What to do if you’re using Microsoft Teams guest access

  • Use guest access to give someone access to shared files and folders through Teams. But if you want to communicate with an external user without opening content on Sharepoint, OneDrive, or any of your Office 365 apps, use remote access or federation.
  • Use guest access to block an individual user or keep the option open for the future. Remote access/federation does not allow you to block users, so it is important to keep this requirement in mind.
  • Configure your organization-wide settings on Teams for all guest users. Currently, guest access follows the settings for the entire organization and cannot be configured per user.
  • INFORM your guest about access restrictions. The feature is intended for people outside your organization, but within your personal or professional networks – a family member, a customer, a salesperson, etc. They can raise certain expectations, so it’s important to inform them about guest access restrictions, such as not creating new teams, not uploading files for 1-on-1 chat, etc
  • Verify share settings on Sharepoint, as this is your primary content platform – you can set it for access by anyone, any guest, existing guest, or only internal users.

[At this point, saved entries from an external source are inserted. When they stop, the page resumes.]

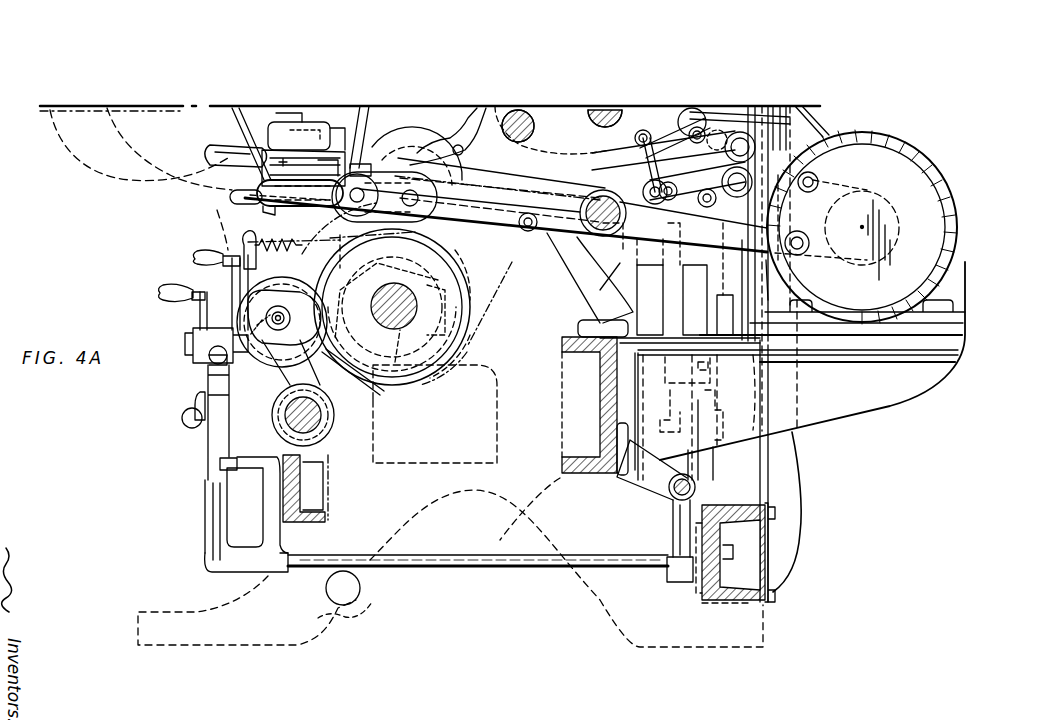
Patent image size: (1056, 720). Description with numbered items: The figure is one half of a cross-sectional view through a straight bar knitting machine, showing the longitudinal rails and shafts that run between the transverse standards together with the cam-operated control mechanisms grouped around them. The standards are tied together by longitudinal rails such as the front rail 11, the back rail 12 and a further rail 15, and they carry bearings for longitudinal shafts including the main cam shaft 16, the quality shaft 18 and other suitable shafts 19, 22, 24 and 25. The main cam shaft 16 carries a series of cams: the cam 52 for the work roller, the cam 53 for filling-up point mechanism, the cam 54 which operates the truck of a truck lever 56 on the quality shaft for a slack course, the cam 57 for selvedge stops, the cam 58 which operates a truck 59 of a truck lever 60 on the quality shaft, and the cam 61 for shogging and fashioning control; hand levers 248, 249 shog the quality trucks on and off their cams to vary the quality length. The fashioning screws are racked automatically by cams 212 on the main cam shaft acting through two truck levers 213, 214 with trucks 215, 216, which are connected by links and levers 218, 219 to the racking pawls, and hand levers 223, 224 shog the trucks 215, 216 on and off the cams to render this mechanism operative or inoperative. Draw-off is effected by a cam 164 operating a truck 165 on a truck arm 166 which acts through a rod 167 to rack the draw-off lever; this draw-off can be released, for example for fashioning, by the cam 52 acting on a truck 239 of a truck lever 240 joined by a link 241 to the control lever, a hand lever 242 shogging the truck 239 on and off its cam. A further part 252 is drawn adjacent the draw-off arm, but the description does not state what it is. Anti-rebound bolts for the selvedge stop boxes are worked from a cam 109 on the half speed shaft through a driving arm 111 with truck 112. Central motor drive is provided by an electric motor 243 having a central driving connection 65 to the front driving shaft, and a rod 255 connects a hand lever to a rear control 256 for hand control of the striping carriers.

The front rail 11 is at (292, 503).
The back rail 12 is at (607, 444).
The rail 15 is at (718, 577).
The main cam shaft 16 is at (412, 304).
The quality shaft 18 is at (290, 433).
The shaft 19 is at (355, 139).
The shaft 22 is at (534, 126).
The shaft 24 is at (597, 222).
The shaft 25 is at (360, 590).
The cam 52 is at (374, 240).
The cam 53 is at (448, 253).
The cam 54 is at (463, 355).
The truck lever 56 is at (198, 323).
The cam 57 is at (470, 331).
The cam 58 is at (413, 373).
The truck 59 is at (200, 357).
The truck lever 60 is at (182, 416).
The cam 61 is at (412, 388).
The central driving connection 65 is at (76, 158).
The cam 109 is at (803, 114).
The driving arm 111 is at (637, 139).
The truck 112 is at (637, 123).
The cam 164 is at (348, 345).
The truck 165 is at (368, 332).
The truck arm 166 is at (322, 376).
The rod 167 is at (196, 398).
The cams 212 is at (450, 311).
The truck lever 213 is at (520, 183).
The truck lever 214 is at (598, 192).
The truck 215 is at (404, 168).
The truck 216 is at (382, 153).
The links and levers 218 is at (652, 178).
The links and levers 219 is at (818, 131).
The hand lever 223 is at (213, 165).
The hand lever 224 is at (303, 168).
The truck 239 is at (438, 228).
The truck lever 240 is at (298, 206).
The link 241 is at (230, 113).
The hand lever 242 is at (240, 196).
The electric motor 243 is at (932, 233).
The hand lever 248 is at (195, 261).
The hand lever 249 is at (183, 296).
The cable 252 is at (367, 379).
The rod 255 is at (512, 570).
The rear control 256 is at (695, 484).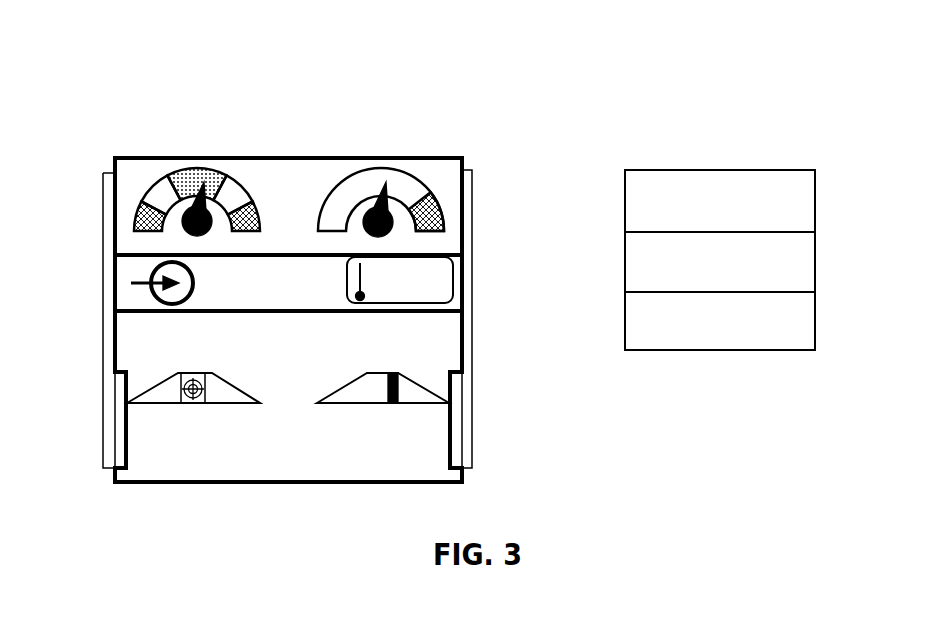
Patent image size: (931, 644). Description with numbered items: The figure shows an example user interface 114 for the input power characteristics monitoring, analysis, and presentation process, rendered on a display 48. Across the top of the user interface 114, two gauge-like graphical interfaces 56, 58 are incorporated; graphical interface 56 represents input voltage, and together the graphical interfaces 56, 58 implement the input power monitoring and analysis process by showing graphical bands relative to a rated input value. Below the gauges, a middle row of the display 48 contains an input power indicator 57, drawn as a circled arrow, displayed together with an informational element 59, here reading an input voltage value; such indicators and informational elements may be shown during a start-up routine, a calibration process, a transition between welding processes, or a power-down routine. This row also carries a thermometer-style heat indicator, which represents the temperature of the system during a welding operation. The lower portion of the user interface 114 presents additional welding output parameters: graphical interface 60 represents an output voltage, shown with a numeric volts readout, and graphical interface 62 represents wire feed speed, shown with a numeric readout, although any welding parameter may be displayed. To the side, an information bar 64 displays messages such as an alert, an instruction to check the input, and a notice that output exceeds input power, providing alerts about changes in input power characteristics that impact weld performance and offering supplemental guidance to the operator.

The user interface 114 is at (441, 116).
The display 48 is at (462, 272).
The graphical interface 56 is at (142, 183).
The input power indicator 57 is at (140, 271).
The graphical interface 58 is at (421, 176).
The informational element 59 is at (262, 304).
The graphical interface 60 is at (185, 354).
The graphical interface 62 is at (389, 355).
The information bar 64 is at (739, 163).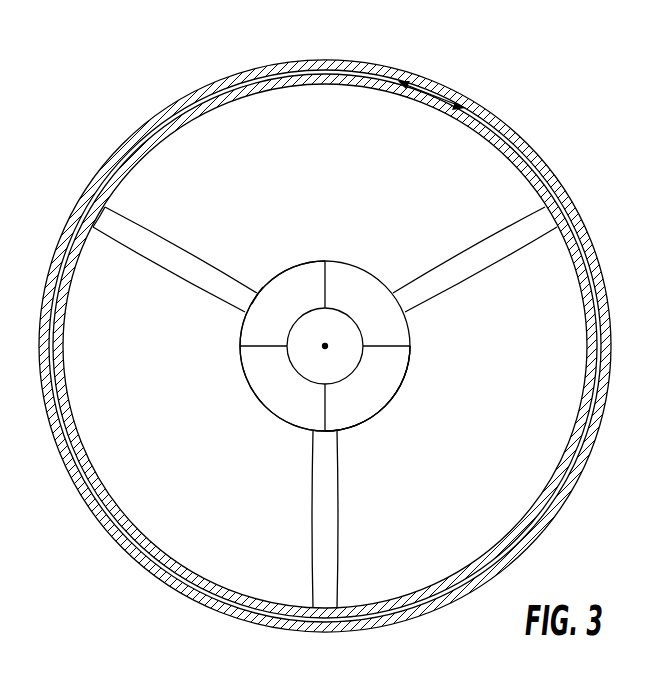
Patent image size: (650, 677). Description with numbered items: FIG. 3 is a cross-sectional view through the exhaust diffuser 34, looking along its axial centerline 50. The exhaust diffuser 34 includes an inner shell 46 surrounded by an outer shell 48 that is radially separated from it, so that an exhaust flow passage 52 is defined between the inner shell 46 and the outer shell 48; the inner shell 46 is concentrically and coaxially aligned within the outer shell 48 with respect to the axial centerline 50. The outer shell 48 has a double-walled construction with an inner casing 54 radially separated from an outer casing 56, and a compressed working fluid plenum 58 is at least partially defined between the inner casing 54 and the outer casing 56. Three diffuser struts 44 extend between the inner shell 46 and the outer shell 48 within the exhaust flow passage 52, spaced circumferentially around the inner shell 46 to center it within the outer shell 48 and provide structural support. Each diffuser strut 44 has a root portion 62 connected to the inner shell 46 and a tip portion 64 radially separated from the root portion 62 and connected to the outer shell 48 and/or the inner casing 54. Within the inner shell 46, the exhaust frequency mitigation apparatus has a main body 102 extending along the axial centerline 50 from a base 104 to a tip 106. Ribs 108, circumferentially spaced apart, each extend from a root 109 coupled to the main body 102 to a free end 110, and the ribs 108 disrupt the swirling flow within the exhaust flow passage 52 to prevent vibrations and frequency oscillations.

The exhaust diffuser 34 is at (114, 90).
The diffuser struts 44 is at (180, 280).
The inner shell 46 is at (239, 332).
The outer shell 48 is at (491, 105).
The axial centerline 50 is at (325, 346).
The exhaust flow passage 52 is at (233, 196).
The inner casing 54 is at (402, 98).
The outer casing 56 is at (346, 60).
The compressed working fluid plenum 58 is at (441, 93).
The root portion 62 is at (257, 292).
The tip portion 64 is at (105, 207).
The main body 102 is at (283, 297).
The base 104 is at (259, 402).
The tip 106 is at (358, 363).
The ribs 108 is at (322, 286).
The root 109 is at (325, 385).
The free end 110 is at (326, 262).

What not to do if you’re using Microsoft Teams guest access

  • DON’T use Microsoft Teams guest access if they’re not intended for group chats. Remote access/federation can help connect with individual users while maintaining control over the group chat.
  • Don’t bother configuring guest access if you’re using the default settings for Azure Active Directory, SharePoint Online, and Microsoft 365 Groups. Default settings mean guest access is already configured.
  • Don’t put “Guests can invite others” on yes: Microsoft Teams doesn’t have a guest invitee role yet, so this feature won’t work.
  • DON’T skip the “Let Group Owners Add People From Outside the Organization to Groups” box. Enabling this setting is a requirement to activate guest access on Microsoft Teams.
  • DON’T try to add an endless number of guests. Typically, Microsoft Teams supports five guests per licensed user, so contact your admin before using guest access.

With these handy in-kind tips, you’re ready to expand Teams beyond the confines of your business and collaborate more freely!